Korean city backs
visa waivers
Residents of Incheon add
30,000 signatures to a petition
to ease U.S. travel restrictions
A group that has been petitioning since September to ease visa requirements for Korean visitors to Hawaii has gathered more than 40,000 signatures of support -- 30,000 of which are from residents in Honolulu's Korean sister city.
Delegates from Incheon, South Korea -- the nation's third-largest city -- presented the Hawaii Visa Waiver Project Committee with the names in support of a visa exception earlier this week.
The signatures were added to those the committee had already collected locally as part of its campaign aimed at adding Korea to the U.S. Visa Waiver Program or, at least, permitting Koreans to travel to the islands without visas.
Incheon's mayor heard about the committee's efforts when he visited the islands earlier this year, and decided to help by gaining support in his hometown for the waiver campaign, said committee Secretary General Ki Youb Kang.
The committee's members, who include a number of travel industry officials, cite declining Korean visitor levels since the late 1990s as their prime motive for pushing a visa exception.
Before 1997, 100,000 Koreans on average would visit the islands annually. Since, Korean visitor numbers have dropped almost in half, according to the committee.
The Korean National Tourism Organization reports that the number of Koreans visiting Guam since the passage of a visa waiver program there has skyrocketed to 115,000 in 2002 from 15,000 in 1998.
Gov. Linda Lingle, who met with Homeland Security Secretary Tom Ridge last week to ask for visa exceptions, has supported the committee's efforts.
But she has also warned the committee that any changes will be hard-won and slow, given increased security requirements for travelers entering the United States since the Sept. 11, 2001, terrorist attacks.
But the committee's members complain that visitors from Japan and Singapore -- the only Asian countries of the 27 nations enrolled in the Visa Waiver Program -- are getting special treatment.
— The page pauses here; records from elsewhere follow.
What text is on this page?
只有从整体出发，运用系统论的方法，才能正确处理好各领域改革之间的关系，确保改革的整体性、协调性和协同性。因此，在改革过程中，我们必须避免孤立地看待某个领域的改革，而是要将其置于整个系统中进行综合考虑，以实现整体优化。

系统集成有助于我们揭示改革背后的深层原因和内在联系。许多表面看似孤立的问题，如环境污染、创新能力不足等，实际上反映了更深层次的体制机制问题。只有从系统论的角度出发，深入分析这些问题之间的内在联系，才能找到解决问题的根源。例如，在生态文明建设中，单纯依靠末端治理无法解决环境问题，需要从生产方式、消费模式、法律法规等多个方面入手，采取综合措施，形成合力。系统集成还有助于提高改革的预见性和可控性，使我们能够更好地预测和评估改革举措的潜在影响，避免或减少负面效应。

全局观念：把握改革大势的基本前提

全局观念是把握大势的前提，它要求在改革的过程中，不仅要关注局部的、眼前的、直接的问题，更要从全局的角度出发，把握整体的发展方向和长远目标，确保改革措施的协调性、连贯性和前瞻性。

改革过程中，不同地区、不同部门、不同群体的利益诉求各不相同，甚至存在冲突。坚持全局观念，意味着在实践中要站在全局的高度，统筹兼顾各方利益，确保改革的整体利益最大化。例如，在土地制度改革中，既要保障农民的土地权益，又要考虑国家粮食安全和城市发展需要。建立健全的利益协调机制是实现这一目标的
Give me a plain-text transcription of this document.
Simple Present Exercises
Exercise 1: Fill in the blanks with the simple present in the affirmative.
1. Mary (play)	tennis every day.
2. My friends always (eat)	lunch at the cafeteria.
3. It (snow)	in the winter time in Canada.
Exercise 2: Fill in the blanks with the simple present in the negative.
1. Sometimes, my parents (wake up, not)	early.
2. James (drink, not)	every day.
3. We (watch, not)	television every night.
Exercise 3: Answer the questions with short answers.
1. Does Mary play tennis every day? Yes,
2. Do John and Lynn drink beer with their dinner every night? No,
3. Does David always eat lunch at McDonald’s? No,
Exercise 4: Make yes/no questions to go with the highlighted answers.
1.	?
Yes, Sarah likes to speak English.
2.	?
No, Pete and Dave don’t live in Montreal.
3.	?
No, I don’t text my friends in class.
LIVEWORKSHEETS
"There's a feeling of resentment about that because we've been allies with the United States for 50 years, and among the Asian countries, Korea has just been a staunch ally," said Jackie Young, a member of the committee and former vice speaker of the state House. "We see it as economic, of course, and also a matter of fairness. It's disconcerting and disappointing. We should be looked upon more favorably because we do have this good relationship."
Business or vacation travelers from countries under the waiver program need only a valid passport to enter the United States for 90 days or less.
In contrast, Koreans between 17 and 54 who are planning to vacation in the United States must pass an interview at the U.S. Embassy in Seoul for their visa to be approved.
The difficulty of this process lies in not only getting through the interview, but getting to it, Young said.
"Many of them have just given up and gone to Guam," she said. "It's much easier."
Kang said he has heard stories from Korean tourists who say they were forced to drive hours to the U.S. Embassy in Seoul or stay in a hotel overnight just to get a visa for their vacation.
This is not the first time that Hawaii residents have pushed to get Korea into the Visa Waiver Program.
In 1996, U.S. Rep. Neil Abercrombie, along with Korean travel agencies in Hawaii, lobbied for its passage by Congress.